9. Maintaining Equilibrium in Balance of Payments:

The monetary policy in a developing economy should also solve the problem of adverse balance of payments. Such a problem generally arises in the initial stages of economic development when the import of machinery, raw material, etc., increase considerably, but the export may not increase to the same extent.

The monetary authority should adopt direct foreign exchange controls and other measures to correct the adverse balance of payments.

10. Controlling Inflationary Pressures

Developing economies are highly sensitive to inflationary pres­sures. Large expenditures on developmental schemes increase aggregate demand. But, output of consumer’s goods does not increase in the same proportion. This leads to inflationary rise in prices.

Thus, the monetary policy in a developing economy should serve to control inflationary tendencies by increasing savings by the people, checking expansion of credit by the banking system, and discouraging deficit financing by the government.

11. Long-Term Loans for Industrial Development:

Monetary policy can promote industrial development in the underdeveloped countries by promoting facilities of medium-term and long-term loans to the manufac­turing units. The monetary authority should induce these banks to grant long-term loans to the industrial units by providing rediscounting facilities. Other development financial institutions also provide long-term produc­tive loans.
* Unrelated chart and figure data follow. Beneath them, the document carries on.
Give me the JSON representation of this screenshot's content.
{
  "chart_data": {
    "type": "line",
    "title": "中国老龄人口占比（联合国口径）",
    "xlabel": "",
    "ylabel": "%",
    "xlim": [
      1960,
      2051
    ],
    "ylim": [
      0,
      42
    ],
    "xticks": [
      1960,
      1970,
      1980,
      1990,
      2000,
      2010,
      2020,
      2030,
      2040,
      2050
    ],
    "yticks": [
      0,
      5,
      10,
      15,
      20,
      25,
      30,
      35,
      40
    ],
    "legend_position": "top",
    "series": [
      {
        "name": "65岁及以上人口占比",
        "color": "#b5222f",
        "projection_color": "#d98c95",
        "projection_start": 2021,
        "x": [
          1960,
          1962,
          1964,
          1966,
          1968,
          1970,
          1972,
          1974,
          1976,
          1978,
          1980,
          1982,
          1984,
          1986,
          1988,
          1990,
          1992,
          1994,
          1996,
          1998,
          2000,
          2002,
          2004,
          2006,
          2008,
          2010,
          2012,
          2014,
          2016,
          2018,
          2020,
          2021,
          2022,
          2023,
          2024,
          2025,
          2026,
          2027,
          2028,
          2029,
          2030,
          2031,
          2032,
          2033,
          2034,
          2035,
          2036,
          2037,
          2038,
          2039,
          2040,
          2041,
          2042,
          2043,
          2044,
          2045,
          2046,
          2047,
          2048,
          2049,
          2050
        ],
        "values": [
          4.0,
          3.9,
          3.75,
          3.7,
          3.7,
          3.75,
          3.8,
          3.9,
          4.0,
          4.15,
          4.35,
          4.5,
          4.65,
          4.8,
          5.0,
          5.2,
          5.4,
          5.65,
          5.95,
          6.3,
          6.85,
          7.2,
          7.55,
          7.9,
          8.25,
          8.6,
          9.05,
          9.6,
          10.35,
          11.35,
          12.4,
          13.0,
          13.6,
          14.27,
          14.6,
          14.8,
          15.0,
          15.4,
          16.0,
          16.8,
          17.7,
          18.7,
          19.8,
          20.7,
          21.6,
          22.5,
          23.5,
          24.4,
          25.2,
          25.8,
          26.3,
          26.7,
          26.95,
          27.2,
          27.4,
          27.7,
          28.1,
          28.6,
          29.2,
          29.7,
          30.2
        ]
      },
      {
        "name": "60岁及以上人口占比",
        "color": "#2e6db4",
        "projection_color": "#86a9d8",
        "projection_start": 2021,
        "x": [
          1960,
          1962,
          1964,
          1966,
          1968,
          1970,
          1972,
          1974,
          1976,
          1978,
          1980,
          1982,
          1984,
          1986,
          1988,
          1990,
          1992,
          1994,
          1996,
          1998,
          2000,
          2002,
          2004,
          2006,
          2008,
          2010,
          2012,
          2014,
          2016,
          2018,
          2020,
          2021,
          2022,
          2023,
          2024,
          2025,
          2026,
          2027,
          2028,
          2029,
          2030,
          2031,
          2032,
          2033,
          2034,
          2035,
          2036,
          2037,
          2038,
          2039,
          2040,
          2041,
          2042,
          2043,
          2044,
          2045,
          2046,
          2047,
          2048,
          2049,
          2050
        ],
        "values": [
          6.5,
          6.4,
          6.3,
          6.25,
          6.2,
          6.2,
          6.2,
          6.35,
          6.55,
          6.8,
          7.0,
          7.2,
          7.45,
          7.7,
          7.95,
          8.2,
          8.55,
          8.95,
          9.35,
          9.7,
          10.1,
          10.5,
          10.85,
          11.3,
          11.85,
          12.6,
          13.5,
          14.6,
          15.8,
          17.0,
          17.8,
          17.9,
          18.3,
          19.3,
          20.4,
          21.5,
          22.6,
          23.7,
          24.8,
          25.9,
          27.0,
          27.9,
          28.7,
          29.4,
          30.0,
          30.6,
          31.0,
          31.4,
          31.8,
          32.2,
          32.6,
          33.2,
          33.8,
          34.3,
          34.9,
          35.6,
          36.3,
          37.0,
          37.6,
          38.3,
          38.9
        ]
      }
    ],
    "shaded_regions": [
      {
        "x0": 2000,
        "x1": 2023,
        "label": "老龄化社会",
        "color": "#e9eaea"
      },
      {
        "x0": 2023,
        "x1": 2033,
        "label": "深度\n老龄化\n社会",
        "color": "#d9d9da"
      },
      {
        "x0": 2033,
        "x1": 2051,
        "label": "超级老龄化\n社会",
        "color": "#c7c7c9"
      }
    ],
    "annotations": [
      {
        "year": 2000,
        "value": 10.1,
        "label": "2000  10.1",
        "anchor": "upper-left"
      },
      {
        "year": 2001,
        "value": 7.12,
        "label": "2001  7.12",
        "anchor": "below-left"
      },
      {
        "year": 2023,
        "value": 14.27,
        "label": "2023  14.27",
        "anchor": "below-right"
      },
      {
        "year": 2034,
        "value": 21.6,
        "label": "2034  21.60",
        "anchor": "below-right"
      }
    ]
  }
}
12. Reforming Rural Credit System:

Rural credit system is defective and rural credit facilities are deficient in the underdeveloped countries. Small cultivators are poor, have no finance of their own, and are largely dependent on loans from village money lenders and traders who generally exploit the helplessness, ignorance and necessity of these poor borrowers. The monetary authority can play an important role in providing both short-term and long term credit to the small arrangements, such as the establishment of cooperative credit societies, agricultural banks etc.